Tel Aviv scientists develop microRNA software

Researchers at the Tel Aviv University in Israel have developed software to analyse microRNAs, the cellular molecules that regulate our genetic code, giving us potentially invaluable insight into how genes affect our lives and how we can better combat genetic disease.

Roy Ronen and a team of scientists led by Dr. Noam Shomrom at the Sackler Faculty of Medicine in Tel Aviv University developed the software, called miRNAkey. The program searches for microRNA patterns in healthy and diseased tissues, granting the scientists a deeper understanding of how we work and what differentiates, on the genetic level, health from disease.

The model of analysis employed in this research is called “deep sequencing”, which is used to determine the sequence and expression of cellular DNA or RNA. The ability to gather and analyse this data, which effectively amounts to a full map of the human body on a microscopic level, has very positive benefits to our race as a whole, as it allows biologists more insight into our genetics and how genetic malfunctions, or disease, can occur.

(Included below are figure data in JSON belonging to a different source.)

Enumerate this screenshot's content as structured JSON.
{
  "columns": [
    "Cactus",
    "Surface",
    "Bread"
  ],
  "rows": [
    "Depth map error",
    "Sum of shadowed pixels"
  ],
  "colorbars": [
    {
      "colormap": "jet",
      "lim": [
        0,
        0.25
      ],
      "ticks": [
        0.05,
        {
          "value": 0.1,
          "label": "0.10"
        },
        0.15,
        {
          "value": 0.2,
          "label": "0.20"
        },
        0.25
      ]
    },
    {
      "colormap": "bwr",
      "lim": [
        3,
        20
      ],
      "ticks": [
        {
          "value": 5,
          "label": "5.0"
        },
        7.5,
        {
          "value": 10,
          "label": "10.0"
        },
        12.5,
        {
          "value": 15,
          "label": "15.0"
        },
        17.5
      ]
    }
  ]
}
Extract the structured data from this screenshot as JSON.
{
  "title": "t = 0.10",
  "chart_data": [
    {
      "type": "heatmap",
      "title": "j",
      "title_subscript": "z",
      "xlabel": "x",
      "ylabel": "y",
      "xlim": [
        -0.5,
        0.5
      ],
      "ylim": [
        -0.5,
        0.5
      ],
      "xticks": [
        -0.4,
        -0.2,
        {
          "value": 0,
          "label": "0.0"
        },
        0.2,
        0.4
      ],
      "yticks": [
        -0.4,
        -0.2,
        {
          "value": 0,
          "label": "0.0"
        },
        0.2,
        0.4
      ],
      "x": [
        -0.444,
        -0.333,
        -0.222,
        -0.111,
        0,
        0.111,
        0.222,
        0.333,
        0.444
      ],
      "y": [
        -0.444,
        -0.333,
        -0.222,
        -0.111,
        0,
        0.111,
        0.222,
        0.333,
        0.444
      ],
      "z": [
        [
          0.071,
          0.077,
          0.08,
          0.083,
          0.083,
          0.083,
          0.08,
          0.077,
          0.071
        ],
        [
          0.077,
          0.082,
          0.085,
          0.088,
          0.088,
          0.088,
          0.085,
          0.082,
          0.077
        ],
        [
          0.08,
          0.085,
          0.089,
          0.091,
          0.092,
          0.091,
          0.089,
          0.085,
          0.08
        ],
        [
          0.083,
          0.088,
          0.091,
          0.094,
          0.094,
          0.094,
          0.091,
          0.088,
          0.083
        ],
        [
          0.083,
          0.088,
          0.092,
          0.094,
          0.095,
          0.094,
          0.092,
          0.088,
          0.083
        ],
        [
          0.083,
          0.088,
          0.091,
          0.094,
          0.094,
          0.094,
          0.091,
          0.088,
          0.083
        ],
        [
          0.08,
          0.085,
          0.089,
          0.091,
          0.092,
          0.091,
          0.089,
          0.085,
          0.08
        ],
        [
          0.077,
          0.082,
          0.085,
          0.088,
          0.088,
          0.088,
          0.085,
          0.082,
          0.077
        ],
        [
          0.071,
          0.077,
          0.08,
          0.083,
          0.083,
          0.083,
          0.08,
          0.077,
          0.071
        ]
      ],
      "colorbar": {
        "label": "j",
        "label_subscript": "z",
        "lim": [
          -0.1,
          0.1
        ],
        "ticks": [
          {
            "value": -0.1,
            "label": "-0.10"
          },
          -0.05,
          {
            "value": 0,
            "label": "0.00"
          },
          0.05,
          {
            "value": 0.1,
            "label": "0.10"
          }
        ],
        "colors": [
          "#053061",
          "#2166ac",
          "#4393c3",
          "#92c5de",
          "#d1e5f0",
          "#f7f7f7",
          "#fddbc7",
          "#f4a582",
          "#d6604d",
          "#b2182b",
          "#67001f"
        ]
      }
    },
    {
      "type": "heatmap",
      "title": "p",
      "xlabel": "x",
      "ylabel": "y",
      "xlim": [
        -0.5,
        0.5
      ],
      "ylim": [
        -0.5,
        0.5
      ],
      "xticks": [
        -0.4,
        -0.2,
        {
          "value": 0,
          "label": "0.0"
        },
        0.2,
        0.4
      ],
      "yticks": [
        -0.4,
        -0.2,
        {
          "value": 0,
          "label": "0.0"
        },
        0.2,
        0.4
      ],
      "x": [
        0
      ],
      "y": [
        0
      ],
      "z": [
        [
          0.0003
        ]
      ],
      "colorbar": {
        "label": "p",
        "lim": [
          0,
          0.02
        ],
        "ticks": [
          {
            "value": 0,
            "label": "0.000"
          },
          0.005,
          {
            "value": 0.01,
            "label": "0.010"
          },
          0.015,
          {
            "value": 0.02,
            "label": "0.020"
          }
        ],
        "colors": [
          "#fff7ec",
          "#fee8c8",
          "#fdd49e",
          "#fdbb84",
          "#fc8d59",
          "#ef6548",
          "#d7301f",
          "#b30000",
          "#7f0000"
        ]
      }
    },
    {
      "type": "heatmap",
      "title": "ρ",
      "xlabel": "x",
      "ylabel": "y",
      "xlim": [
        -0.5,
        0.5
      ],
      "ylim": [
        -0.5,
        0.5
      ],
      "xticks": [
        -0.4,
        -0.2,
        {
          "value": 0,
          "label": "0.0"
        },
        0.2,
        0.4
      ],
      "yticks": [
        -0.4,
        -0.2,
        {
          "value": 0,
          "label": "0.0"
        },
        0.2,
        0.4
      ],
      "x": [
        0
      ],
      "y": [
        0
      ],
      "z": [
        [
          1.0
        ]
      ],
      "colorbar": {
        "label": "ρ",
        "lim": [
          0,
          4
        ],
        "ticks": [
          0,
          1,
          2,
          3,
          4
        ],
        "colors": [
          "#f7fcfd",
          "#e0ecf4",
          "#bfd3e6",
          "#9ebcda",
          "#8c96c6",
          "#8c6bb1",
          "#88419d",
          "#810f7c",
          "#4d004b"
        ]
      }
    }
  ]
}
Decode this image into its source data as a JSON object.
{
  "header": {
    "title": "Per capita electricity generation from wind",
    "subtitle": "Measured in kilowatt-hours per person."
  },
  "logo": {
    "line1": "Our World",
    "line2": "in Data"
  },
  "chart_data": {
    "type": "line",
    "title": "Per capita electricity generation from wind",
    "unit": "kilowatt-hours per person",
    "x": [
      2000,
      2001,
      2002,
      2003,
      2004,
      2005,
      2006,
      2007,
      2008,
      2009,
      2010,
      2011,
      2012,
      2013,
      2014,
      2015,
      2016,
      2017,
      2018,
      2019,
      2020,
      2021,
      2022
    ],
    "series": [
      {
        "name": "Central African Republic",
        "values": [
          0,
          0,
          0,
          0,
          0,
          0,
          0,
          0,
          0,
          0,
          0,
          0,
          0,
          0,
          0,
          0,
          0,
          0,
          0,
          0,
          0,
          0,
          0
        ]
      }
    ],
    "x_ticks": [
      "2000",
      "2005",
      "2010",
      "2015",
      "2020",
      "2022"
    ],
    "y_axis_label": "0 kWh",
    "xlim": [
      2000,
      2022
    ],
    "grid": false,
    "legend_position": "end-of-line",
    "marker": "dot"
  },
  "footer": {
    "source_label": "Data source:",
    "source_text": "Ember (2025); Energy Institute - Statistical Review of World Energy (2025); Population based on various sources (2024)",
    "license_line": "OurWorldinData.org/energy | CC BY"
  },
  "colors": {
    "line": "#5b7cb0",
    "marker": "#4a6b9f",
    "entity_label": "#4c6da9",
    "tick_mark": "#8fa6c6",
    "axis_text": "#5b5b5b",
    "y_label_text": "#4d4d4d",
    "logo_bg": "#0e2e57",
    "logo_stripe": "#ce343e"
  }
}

The miRNAkey software is the first of its kind, combining the methods scientists have developed to analyse microRNAs with the computational and analytical power of computers, potentially multiplying the volume of our results and the pace at which we can get them.

Dr. Shomron explained that identification of microRNAs allows scientists to manipulate them, giving an example of potentially manipulation malignant tumours. Previous research among the team has showed that manipulation of the microRNAs in maligant cancer resulted in a significant slowdown in the growth of the tumour. While studies are still in their early stages, this software is an essential aspect of further research into the abolishment of disease. 

The software is detailed in depth in the latest issue of science journal Bioinformatics.